Avec Contes Myalgiques II, on se trouve dans le Yin, le noir, la nuit, le froid, la pourriture, le sang, la mort. L'écriture en subit les effets, une métamorphose presque obscène - dans leur signification profonde.

Les histoires ne sont pas du genre à raconter aux enfants le soir au coin du feu, un soir de Noël. Non, plutôt à des ados en mal de sensations autour d'un feu de camp. Effet garanti: il y est question d'enfants mort-nés, d'enfants et de femmes battus, de dénis de grossesse, de Peter Pan trash, d'Arlequin Kingesque.
Et la mort. Des enfants, des soeurs, des frères, des maris, des amis, des êtres virtuels qui meurent. Beaucoup de morts.

Si Nathalie Dau développe, au long des pages de ce recueil, des idées morbides, elles sont aussi très proches du réel, comme une transposition de notre réalité dans un contexte surnaturel, sans toutefois réussir à s'en détacher complètement. Troublant constat.
On retiendra, entres autres et puisqu'il faut se résoudre à faire un choix, solamente, une lettre de deux ou trois pages destinée à un amour disparu et pour Camille, peut-être le plus optimiste des textes qui finit malgré tout par une mort.

Si Contes Myalgiques I était la thèse, Contes Myalgiques II en est l'antithèse.

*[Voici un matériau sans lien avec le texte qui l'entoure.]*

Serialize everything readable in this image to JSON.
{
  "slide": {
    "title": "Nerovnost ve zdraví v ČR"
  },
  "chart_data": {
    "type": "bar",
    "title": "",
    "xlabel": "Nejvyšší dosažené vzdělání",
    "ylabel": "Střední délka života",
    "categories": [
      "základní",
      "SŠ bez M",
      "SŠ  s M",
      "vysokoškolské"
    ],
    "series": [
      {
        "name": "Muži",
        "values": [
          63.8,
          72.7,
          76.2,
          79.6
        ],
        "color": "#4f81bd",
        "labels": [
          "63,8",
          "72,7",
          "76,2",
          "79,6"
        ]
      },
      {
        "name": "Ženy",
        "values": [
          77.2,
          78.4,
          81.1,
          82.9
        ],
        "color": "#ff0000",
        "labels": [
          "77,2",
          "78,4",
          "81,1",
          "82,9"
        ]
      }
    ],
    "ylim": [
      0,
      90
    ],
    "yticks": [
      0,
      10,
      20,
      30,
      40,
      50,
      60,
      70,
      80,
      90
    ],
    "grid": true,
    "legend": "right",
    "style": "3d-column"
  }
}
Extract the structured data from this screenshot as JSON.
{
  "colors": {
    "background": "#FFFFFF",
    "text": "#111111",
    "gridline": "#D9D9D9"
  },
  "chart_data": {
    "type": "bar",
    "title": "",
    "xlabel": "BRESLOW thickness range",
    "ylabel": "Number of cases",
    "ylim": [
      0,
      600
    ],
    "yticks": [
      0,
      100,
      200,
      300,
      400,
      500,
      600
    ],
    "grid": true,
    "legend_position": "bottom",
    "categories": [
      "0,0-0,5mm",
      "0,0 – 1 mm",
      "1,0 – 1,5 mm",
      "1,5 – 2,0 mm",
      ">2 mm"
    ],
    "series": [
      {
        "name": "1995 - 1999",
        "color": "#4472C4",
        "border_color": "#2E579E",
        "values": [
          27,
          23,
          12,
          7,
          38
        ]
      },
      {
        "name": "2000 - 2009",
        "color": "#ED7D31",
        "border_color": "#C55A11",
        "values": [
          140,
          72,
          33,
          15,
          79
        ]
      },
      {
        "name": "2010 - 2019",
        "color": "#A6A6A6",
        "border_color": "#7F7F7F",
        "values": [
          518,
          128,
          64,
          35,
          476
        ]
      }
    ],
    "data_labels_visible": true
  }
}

Quel en sera le troisième volume ?

La conclusion de à propos du Recueil de nouvelles : Contes Myalgiques II #2 [2010]

Manu B.
80

Les textes rassemblés dans ce recueil montrent l'envers de la médaille dont on avait aperçu la face lumineuse et féerique dans le premier recueil.
C'est ici une face sombre avec des thèmes durs où la souffrance et la mort jouent les premiers rôles. De jolis textes pour la plupart.